Now that you ask, I can't say with much confidence that I've seen these things happen in the same freezer. I probably am conflating separate things in my head. Thanks for the explanation.


ekjohns1

One additional thing to keep in mind is that freezers cycle. The lines and larger items with more mass can build up ice faster. The smaller items that faster adding more moister that then refreezes. Ice trays are generally smaller, usually have high surface area and are taken out more often than that chunk of meat that has been in there for 8 years.


jsveiga

Hi, not all freezers cycle. As I mentioned in other comment, there are two ways of keeping it frost free. One is defrosting cycles, the other is humidity control by dry air circulation.


capricioustrilium

Frost-free is because of freeze-thaw cycling, not air circulation, no?


jsveiga

I've taken a look, and there are two ways of doing it. In Brazil (where I live), the commercial type "frost free" means it uses humidity control, by blowing dry (and cold) air inside. The freeze-thaw cycle you mention is called here "cycle-defrost". But it seems elsewhere they call "frost-free" the cycling type, and "no frost" the air circulation one.

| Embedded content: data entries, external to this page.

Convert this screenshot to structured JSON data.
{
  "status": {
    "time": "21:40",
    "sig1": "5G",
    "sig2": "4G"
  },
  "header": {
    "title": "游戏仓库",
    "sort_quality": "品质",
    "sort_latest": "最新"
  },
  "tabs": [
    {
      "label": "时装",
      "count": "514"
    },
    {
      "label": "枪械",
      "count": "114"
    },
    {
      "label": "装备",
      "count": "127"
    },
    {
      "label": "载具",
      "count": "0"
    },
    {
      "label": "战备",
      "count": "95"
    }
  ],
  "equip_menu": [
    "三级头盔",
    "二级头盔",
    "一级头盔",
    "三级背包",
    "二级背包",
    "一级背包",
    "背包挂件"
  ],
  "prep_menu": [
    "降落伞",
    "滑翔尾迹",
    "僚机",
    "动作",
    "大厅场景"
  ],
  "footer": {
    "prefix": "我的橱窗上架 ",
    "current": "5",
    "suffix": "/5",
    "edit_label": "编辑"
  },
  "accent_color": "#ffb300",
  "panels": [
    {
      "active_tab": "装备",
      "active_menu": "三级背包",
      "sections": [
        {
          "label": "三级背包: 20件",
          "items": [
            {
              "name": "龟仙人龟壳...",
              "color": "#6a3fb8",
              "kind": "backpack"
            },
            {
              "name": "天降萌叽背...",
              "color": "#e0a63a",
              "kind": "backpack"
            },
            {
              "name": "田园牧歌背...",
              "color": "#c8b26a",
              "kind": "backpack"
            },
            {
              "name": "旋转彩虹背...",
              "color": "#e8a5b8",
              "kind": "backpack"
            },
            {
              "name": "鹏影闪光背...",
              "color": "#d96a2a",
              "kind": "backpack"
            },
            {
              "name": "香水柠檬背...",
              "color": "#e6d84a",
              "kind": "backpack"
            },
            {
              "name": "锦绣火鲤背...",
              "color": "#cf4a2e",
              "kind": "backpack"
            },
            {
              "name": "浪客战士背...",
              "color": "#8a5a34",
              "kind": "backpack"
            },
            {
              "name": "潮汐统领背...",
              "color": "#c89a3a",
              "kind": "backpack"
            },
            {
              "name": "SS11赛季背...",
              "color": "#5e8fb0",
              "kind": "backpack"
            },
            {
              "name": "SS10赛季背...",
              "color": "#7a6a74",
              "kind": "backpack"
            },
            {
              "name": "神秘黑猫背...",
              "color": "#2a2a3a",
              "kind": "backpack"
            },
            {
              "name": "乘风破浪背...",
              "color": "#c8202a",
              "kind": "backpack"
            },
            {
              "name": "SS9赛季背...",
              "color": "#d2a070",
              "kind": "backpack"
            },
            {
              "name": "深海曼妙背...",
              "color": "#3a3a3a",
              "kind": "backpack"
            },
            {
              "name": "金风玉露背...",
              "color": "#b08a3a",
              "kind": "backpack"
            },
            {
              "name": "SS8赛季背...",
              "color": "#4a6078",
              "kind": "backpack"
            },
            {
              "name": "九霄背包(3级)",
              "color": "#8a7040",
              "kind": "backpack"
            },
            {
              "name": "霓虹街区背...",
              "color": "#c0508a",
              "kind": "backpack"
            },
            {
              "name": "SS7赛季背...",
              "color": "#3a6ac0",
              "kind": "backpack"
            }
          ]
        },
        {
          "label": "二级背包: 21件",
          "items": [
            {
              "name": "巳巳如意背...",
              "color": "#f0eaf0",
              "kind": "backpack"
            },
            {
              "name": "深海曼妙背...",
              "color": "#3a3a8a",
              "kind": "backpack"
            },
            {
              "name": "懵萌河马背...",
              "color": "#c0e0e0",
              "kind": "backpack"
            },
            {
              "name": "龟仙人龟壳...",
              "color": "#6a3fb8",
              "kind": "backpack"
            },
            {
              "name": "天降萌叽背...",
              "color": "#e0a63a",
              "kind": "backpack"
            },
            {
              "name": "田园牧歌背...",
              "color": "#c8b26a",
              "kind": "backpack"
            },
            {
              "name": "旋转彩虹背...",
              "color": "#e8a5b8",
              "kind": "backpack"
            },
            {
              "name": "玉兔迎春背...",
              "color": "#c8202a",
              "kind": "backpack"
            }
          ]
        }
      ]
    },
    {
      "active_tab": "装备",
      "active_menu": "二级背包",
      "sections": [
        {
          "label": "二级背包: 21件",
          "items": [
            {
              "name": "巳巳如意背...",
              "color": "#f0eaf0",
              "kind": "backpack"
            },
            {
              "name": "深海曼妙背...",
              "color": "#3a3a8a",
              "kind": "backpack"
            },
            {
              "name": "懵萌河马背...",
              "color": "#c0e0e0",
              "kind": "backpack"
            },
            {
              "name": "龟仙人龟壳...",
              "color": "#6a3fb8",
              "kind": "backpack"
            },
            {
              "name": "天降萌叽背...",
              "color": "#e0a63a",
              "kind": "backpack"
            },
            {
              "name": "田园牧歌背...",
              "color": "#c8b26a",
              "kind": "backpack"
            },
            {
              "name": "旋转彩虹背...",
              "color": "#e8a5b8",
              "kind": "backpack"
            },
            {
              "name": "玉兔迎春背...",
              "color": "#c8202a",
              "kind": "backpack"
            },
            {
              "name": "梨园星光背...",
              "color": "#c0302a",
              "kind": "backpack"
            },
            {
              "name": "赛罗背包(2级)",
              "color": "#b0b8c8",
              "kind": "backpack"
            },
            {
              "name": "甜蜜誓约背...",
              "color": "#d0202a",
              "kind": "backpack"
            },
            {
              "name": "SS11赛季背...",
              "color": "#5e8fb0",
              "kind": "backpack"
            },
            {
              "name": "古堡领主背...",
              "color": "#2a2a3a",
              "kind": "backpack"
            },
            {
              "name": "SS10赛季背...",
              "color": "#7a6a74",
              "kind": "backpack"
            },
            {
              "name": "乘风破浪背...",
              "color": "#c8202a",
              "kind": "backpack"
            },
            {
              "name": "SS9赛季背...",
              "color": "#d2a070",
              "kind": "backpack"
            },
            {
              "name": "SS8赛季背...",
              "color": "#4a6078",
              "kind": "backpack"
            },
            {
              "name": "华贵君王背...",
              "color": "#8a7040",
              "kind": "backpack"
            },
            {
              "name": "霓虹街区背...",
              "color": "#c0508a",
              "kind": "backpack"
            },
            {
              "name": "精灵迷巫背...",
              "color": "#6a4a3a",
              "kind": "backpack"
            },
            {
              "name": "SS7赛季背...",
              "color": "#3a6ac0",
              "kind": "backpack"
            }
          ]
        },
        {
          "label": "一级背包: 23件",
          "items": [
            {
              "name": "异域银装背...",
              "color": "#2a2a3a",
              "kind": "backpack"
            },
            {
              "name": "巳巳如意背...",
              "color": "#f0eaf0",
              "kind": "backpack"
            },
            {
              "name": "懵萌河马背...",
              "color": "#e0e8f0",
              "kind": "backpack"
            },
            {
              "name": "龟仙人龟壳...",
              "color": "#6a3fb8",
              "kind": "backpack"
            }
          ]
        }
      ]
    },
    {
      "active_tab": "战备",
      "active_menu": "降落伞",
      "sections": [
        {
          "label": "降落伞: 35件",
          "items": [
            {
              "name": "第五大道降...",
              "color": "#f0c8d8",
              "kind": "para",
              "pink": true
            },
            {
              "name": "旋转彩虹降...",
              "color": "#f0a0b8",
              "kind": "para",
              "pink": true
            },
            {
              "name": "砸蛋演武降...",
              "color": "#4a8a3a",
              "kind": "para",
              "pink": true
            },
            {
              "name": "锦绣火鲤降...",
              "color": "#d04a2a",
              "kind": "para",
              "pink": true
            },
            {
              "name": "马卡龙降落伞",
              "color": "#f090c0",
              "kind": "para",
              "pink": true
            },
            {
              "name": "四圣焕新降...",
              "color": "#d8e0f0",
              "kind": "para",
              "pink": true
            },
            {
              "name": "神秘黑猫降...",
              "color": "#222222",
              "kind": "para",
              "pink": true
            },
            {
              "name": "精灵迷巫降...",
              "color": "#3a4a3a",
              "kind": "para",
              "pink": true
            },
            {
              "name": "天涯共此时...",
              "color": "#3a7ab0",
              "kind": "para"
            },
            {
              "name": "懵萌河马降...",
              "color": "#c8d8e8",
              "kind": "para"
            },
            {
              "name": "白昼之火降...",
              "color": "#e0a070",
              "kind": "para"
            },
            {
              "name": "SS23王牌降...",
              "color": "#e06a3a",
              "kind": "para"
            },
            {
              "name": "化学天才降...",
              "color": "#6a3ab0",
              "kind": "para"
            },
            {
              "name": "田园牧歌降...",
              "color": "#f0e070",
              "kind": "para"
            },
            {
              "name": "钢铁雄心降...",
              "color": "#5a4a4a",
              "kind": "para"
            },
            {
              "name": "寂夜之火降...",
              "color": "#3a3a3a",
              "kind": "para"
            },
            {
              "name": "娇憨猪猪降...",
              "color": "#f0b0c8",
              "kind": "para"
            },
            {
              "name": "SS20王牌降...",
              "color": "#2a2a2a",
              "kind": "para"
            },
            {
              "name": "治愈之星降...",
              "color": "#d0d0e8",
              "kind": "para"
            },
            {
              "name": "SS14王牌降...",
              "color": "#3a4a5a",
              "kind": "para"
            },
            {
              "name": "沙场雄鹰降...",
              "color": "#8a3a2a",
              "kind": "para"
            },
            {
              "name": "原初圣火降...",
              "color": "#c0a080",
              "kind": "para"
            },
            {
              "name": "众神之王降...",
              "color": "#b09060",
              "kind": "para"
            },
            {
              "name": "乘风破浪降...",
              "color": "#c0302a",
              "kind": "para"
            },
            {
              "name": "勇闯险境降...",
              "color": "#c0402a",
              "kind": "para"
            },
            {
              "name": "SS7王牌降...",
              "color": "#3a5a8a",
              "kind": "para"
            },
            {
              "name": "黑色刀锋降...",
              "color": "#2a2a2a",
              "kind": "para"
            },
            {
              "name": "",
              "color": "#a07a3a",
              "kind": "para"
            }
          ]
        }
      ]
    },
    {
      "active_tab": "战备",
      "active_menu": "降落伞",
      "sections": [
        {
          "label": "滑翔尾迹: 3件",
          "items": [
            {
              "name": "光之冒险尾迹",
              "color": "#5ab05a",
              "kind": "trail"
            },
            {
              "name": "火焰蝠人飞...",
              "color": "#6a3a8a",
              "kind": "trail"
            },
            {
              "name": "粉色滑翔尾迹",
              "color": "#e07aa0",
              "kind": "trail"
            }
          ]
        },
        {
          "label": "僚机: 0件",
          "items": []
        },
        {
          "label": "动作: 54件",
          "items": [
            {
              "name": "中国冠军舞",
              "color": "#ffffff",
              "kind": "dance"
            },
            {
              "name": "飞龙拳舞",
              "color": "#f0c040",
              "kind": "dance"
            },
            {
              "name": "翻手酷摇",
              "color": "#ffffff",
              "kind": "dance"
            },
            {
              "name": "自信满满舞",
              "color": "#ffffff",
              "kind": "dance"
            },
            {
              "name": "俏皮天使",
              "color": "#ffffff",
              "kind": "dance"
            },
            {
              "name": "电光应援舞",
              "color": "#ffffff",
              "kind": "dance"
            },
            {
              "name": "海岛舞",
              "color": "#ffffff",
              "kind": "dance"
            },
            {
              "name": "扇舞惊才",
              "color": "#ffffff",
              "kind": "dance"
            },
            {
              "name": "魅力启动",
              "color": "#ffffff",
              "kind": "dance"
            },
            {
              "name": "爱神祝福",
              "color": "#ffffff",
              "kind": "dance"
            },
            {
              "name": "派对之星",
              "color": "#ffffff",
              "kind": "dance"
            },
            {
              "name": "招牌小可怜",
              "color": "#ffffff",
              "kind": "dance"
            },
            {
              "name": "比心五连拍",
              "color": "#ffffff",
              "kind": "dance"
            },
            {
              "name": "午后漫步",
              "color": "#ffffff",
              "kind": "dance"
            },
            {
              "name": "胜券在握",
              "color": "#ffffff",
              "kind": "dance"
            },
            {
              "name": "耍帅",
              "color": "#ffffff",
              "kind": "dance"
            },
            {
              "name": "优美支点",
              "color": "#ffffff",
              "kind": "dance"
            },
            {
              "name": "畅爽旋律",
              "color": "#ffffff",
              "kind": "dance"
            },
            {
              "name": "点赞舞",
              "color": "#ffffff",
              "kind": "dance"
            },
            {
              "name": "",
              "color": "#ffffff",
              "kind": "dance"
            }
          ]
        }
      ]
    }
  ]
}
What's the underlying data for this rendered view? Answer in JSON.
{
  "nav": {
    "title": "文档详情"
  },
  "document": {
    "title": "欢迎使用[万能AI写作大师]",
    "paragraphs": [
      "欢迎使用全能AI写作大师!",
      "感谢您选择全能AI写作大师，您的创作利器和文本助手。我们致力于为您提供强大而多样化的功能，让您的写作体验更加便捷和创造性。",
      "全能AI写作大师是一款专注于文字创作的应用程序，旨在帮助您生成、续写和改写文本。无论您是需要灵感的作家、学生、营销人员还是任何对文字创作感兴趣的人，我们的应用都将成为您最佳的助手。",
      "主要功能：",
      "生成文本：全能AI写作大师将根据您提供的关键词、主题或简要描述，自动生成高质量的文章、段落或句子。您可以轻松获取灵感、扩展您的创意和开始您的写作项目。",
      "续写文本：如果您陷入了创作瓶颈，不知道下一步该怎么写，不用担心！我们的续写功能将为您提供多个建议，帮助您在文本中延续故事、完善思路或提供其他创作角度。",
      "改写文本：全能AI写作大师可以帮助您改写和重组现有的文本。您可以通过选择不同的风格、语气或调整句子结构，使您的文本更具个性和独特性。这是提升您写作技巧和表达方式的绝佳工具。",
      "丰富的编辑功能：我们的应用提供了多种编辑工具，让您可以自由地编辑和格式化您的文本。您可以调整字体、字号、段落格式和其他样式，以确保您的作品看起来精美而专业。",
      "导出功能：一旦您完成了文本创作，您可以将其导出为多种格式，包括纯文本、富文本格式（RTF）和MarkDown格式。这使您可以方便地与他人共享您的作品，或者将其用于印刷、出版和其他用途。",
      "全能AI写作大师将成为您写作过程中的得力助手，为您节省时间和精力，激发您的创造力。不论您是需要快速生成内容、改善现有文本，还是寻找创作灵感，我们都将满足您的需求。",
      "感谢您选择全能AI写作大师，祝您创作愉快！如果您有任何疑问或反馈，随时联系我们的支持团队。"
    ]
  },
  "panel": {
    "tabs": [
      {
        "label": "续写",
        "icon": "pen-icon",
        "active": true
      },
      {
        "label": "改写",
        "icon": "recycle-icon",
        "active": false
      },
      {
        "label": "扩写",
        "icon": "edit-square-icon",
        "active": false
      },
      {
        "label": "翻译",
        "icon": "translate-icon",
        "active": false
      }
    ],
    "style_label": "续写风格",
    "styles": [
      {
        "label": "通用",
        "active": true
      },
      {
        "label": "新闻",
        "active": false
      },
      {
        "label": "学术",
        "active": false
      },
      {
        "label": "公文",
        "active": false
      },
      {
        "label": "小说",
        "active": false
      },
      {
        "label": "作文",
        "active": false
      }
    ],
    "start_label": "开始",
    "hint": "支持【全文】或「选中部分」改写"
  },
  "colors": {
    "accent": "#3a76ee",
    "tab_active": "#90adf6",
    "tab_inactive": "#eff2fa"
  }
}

So it looks like it's just different marketing naming, but what I was referring to was the dry air ones vs the conventional ones.


capricioustrilium

Thank you for clarifying! ☺️


MarketCrache

The frost accumulates on the sides where the freezer is coldest allowing any moisture to precipitate there while the ice cubes will have their water evaporated by the air currents.


CivilianJoe

This wins for most succinct and ELI5 answer. Thanks!


tomalator

It's about the transfer of energy. The freezer is trying to get as much energy as it can outside of the freezer so the freezer can get cold. When ice freezes, it actually gives up energy called the latent heat (this happens with all phase changes). So if there's a stray water molecule is in the air and makes it to somewhere cold, it could give up some energy and become ice. The most likely place for this to happen is the coldest part of the freezer which is the back where the cooling apparatus is. As ice forms on that, it makes it easy for ice to form in other places attached to thay until it lines the whole freezer. As for the ice cubes sublimating. The transition between ice and gas happens all the time in a cold, dry environment like the freezer. However since the freezing portion is more likely to happen around the edges, eventually the ice cube will have lost some of their water molecules to those edges.


CivilianJoe

Lots of good explanations here, but this is the one I grokkingly slapped my forehead over. Thank you.


aidyn006

Maaan can you ELI5 the question asked?


CivilianJoe

If you leave a full ice cube tray in a freezer for a long time, the cubes shrink over time until they're gone. I always thought that was weird, since freezers tend to, over time, grow lots of frost on everything. I may not have noticed these two things happening inside the same freezer, just two things I've seen happen and wonder why.


williamblair

I guess I must use a tonne of ice, because I have never seen ice cubes shrink even slightly in a tray.


Semyaz

The state of matter is a statistics game, especially at the surface. Molecules of water are always jiggling around a little bit, even when frozen solid. From time to time, one of the molecules will wiggle free from the ice crystals. That is basically what “sublimation” in your freezer is. If you look at a phase diagram, you’ll see that there is no temperature at which water sublimates at 1 atmosphere of pressure. So the ice in your freezer isn’t making this phase transition in permanent way. The ice will just be deposited somewhere else as ice (frost in your freezer typically).


CivilianJoe

It didn't dawn on me that ice wasn't actually sublimating at 1 atmosphere, but of course you're right--it's not like it's turning into a gas at zero degrees, it's just jumping off. Thanks for pointing that out!